都の南蛮寺建設の経緯は、ルイス・フロイスが1577年9月19日付で臼杵から発信した書簡に詳述されている。
イエズス会が以前から京に建てていた教会堂が老朽化したため、1575年宣教師たちの協議の結果再建が決定した。
当初は仏教の廃寺の建材を流用することが意図されたが、価格面で折り合いがつかず、新たに建てることとなった。
グネッキ・ソルディ・オルガンティノが指揮を取った教会堂の建設に当たっては、高山友照(ずしょ、洗礼名ダリオ)をはじめとする畿内のキリシタン有力者の協力と寄進が寄せられ、寄進とイエズス会の出費をあわせた総工費は約3,000クルザードに達し、
当時日本に建てられた教会堂でも突出した規模のものとなった。
都の南蛮寺の正式名は「聖母の被昇天教会」であり、献堂ミサも会堂の落成に先立つ1576年8月15日(聖母被昇天の祝日)に行われた。
教会堂の所在地は中京区姥柳町(蛸薬師通室町西入)付近と推定される。
その後1587年、豊臣秀吉による伴天連追放令後に破壊されたとされる。

この教会堂は、狩野派筆の扇面洛中洛外図六十一面中「都の南蛮寺図」によって、建物を特定した絵画資料が残る唯一の例である。
同図によれば都の南蛮寺は木造瓦葺、3階建ての楼閣風の建物である。
最上階が入母屋造、1,2階は寄棟造で、2階の周囲には見晴らし用の廊下と手すりが配されている。
なお同時期の南蛮屏風の描写では屋根の上に十字架と思しきものが描きこまれるが、この扇面図では省略されている。

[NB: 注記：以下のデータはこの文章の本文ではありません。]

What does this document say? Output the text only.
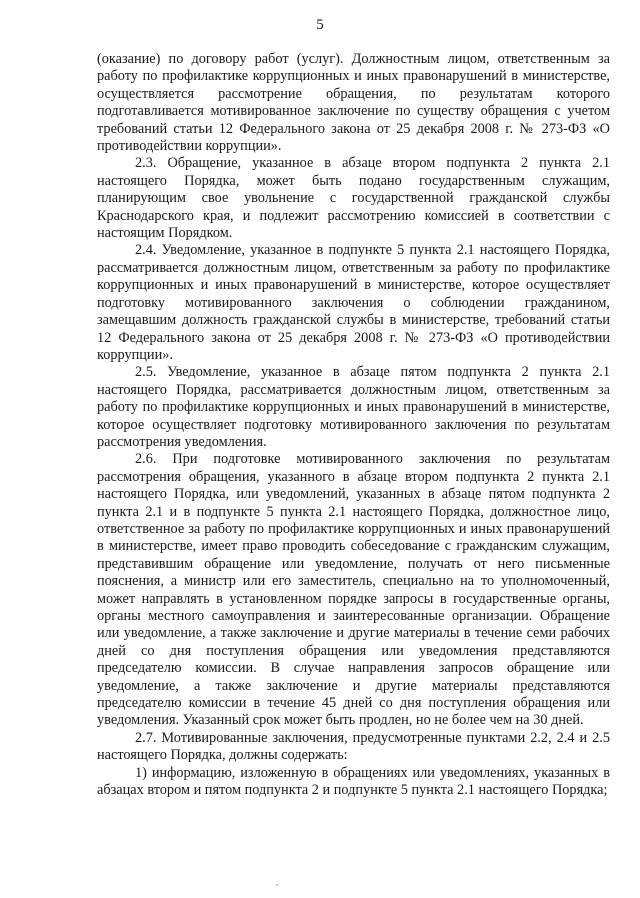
5

(оказание) по договору работ (услуг). Должностным лицом, ответственным за работу по профилактике коррупционных и иных правонарушений в министерстве, осуществляется рассмотрение обращения, по результатам которого подготавливается мотивированное заключение по существу обращения с учетом требований статьи 12 Федерального закона от 25 декабря 2008 г. № 273-ФЗ «О противодействии коррупции».

2.3. Обращение, указанное в абзаце втором подпункта 2 пункта 2.1 настоящего Порядка, может быть подано государственным служащим, планирующим свое увольнение с государственной гражданской службы Краснодарского края, и подлежит рассмотрению комиссией в соответствии с настоящим Порядком.

2.4. Уведомление, указанное в подпункте 5 пункта 2.1 настоящего Порядка, рассматривается должностным лицом, ответственным за работу по профилактике коррупционных и иных правонарушений в министерстве, которое осуществляет подготовку мотивированного заключения о соблюдении гражданином, замещавшим должность гражданской службы в министерстве, требований статьи 12 Федерального закона от 25 декабря 2008 г. № 273-ФЗ «О противодействии коррупции».

2.5. Уведомление, указанное в абзаце пятом подпункта 2 пункта 2.1 настоящего Порядка, рассматривается должностным лицом, ответственным за работу по профилактике коррупционных и иных правонарушений в министерстве, которое осуществляет подготовку мотивированного заключения по результатам рассмотрения уведомления.

2.6. При подготовке мотивированного заключения по результатам рассмотрения обращения, указанного в абзаце втором подпункта 2 пункта 2.1 настоящего Порядка, или уведомлений, указанных в абзаце пятом подпункта 2 пункта 2.1 и в подпункте 5 пункта 2.1 настоящего Порядка, должностное лицо, ответственное за работу по профилактике коррупционных и иных правонарушений в министерстве, имеет право проводить собеседование с гражданским служащим, представившим обращение или уведомление, получать от него письменные пояснения, а министр или его заместитель, специально на то уполномоченный, может направлять в установленном порядке запросы в государственные органы, органы местного самоуправления и заинтересованные организации. Обращение или уведомление, а также заключение и другие материалы в течение семи рабочих дней со дня поступления обращения или уведомления представляются председателю комиссии. В случае направления запросов обращение или уведомление, а также заключение и другие материалы представляются председателю комиссии в течение 45 дней со дня поступления обращения или уведомления. Указанный срок может быть продлен, но не более чем на 30 дней.

2.7. Мотивированные заключения, предусмотренные пунктами 2.2, 2.4 и 2.5 настоящего Порядка, должны содержать:

1) информацию, изложенную в обращениях или уведомлениях, указанных в абзацах втором и пятом подпункта 2 и подпункте 5 пункта 2.1 настоящего Порядка;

1階の細部や内部については不明だが、上記フロイスの書簡では、キリシタンの身分ある女性が畳100畳を寄進したこと、「指物細工や木の細工」について京の職人の水準の高さ、および「イタリア人のオルガンティーノ師の建築上の工夫」に言及していることから、日本人職人の手による和風を基本としながら、ヨーロッパ特にイタリアの建築様式やキリスト教に関連するモチーフが加味されたものと推測される。